As with vitamins, there’s no evidence that the need for minerals is increased in exercise beyond the increase brought about by the increased daily food consumption needed for the metabolic demands. There’s one important exception to this; while a normal diet provides sufficient mineral constituents for most athletes, distance runners (most specifically, young female distance runners) may in fact require iron supplementation. A diet high in iron sources such as meat, poultry, and fish (heme-iron) and non-heme iron foods such as dried peas and beans nuts, whole grain breads and cereals, leafy vegetables, eggs, and dried fruits should prevent iron deficiency problems. On the other hand, iron supplements should not be given routinely to athletes without medical supervision because of the possibility of inducing deficiencies of other trace minerals such as such copper and zinc. Also, a high iron intake can produce an iron overload (hemochrombtosis) (58).

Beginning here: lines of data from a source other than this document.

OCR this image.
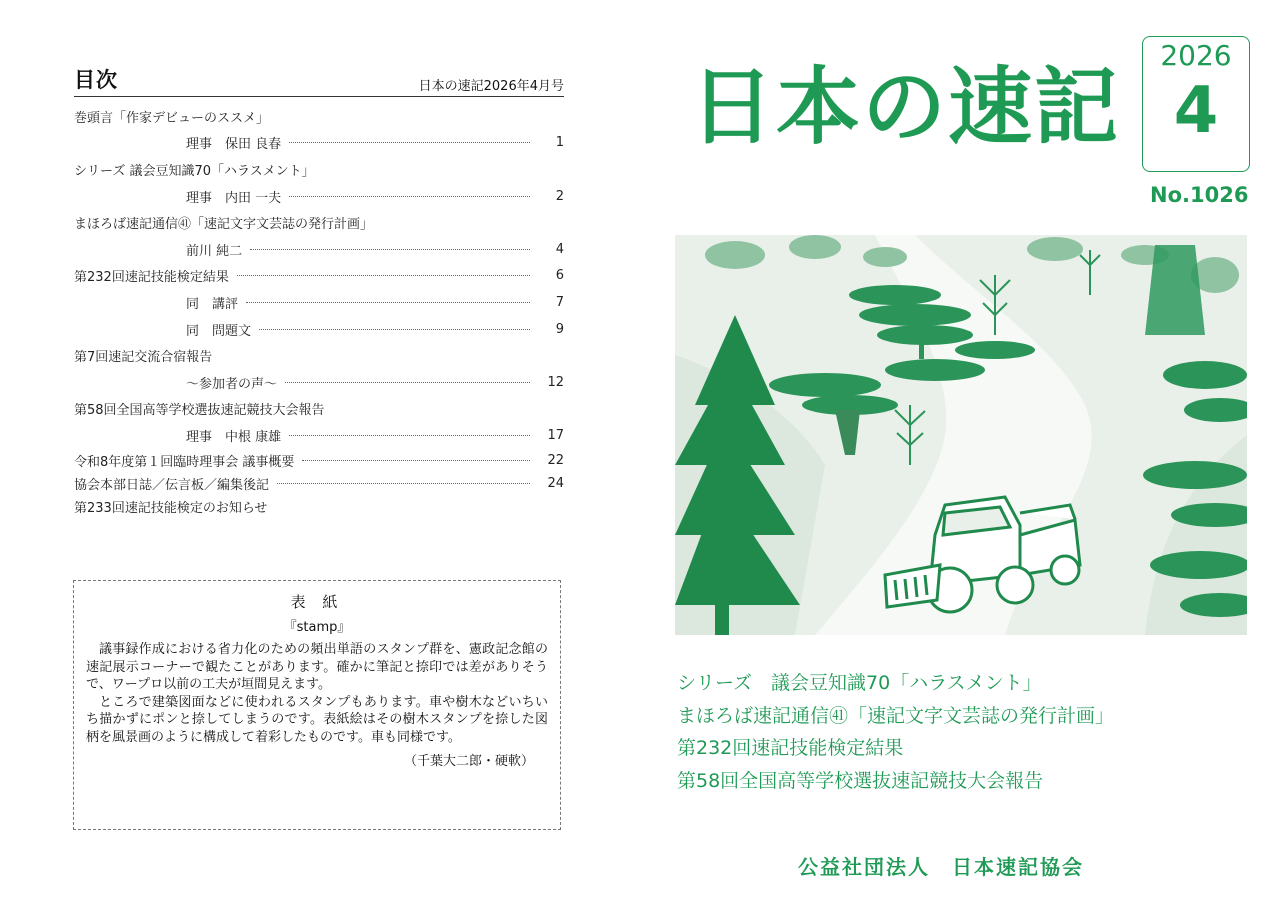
目次	日本の速記2026年4月号
巻頭言「作家デビューのススメ」
理事　保田 良春	1
シリーズ 議会豆知識70「ハラスメント」
理事　内田 一夫	2
まほろば速記通信㊶「速記文字文芸誌の発行計画」
前川 純二	4
第232回速記技能検定結果	6
同　講評	7
同　問題文	9
第7回速記交流合宿報告
〜参加者の声〜	12
第58回全国高等学校選抜速記競技大会報告
理事　中根 康雄	17
令和8年度第１回臨時理事会 議事概要	22
協会本部日誌／伝言板／編集後記	24
第233回速記技能検定のお知らせ
表 紙
『stamp』

議事録作成における省力化のための頻出単語のスタンプ群を、憲政記念館の速記展示コーナーで観たことがあります。確かに筆記と捺印では差がありそうで、ワープロ以前の工夫が垣間見えます。

ところで建築図面などに使われるスタンプもあります。車や樹木などいちいち描かずにポンと捺してしまうのです。表紙絵はその樹木スタンプを捺した図柄を風景画のように構成して着彩したものです。車も同様です。

（千葉大二郎・硬軟）
日本の速記
2026
4
No.1026
シリーズ　議会豆知識70「ハラスメント」
まほろば速記通信㊶「速記文字文芸誌の発行計画」
第232回速記技能検定結果
第58回全国高等学校選抜速記競技大会報告
公益社団法人　日本速記協会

It’s recommended from the text that you follow the following diet:

  1. It’s recommended to distribute the daily consumption of food over 3 regularly spaced meals. If weight gain (or prevention of weight loss) is desirable, an evening snack can be added.
  2. It’s also recommended to eliminate from the diet as much as possible foods that furnish only calories without contributing their share of vitamins and minerals (candy, cake, carbonated beverages, etc.). Use fruit and fruit juices for desserts and snacks instead of cokes or crisps.
  3. Eliminate tea, coffee and alcohol – except at socials then drink your sorrows away! Not only do these drinks usurp the place of more nutritious food, they may cause undesirable pharmacological effects such as decreased muscular efficiency and beer bellies.
  4. ​Avoid fatty foods-they slow peristalsis and therefore gastric emptying.
  5. Eat at least 2 servings daily of fresh fruit (one to be citrus or tomatoes).
  6. Eat at least 4 servings daily of vegetables, including leafy green vegetables (salads) and roots and tubers (turnips, beets, potatoes).
  7. Eat at least 3 slices of whole grain bread daily.
  8. Eat enough butter of fortified margarine to supplement item 7.
  9. Drink at least 3 glasses of milk daily (although Jacob goes on record not agreeing with this, if you want to do this make it full fat milk as it is the most nutritious).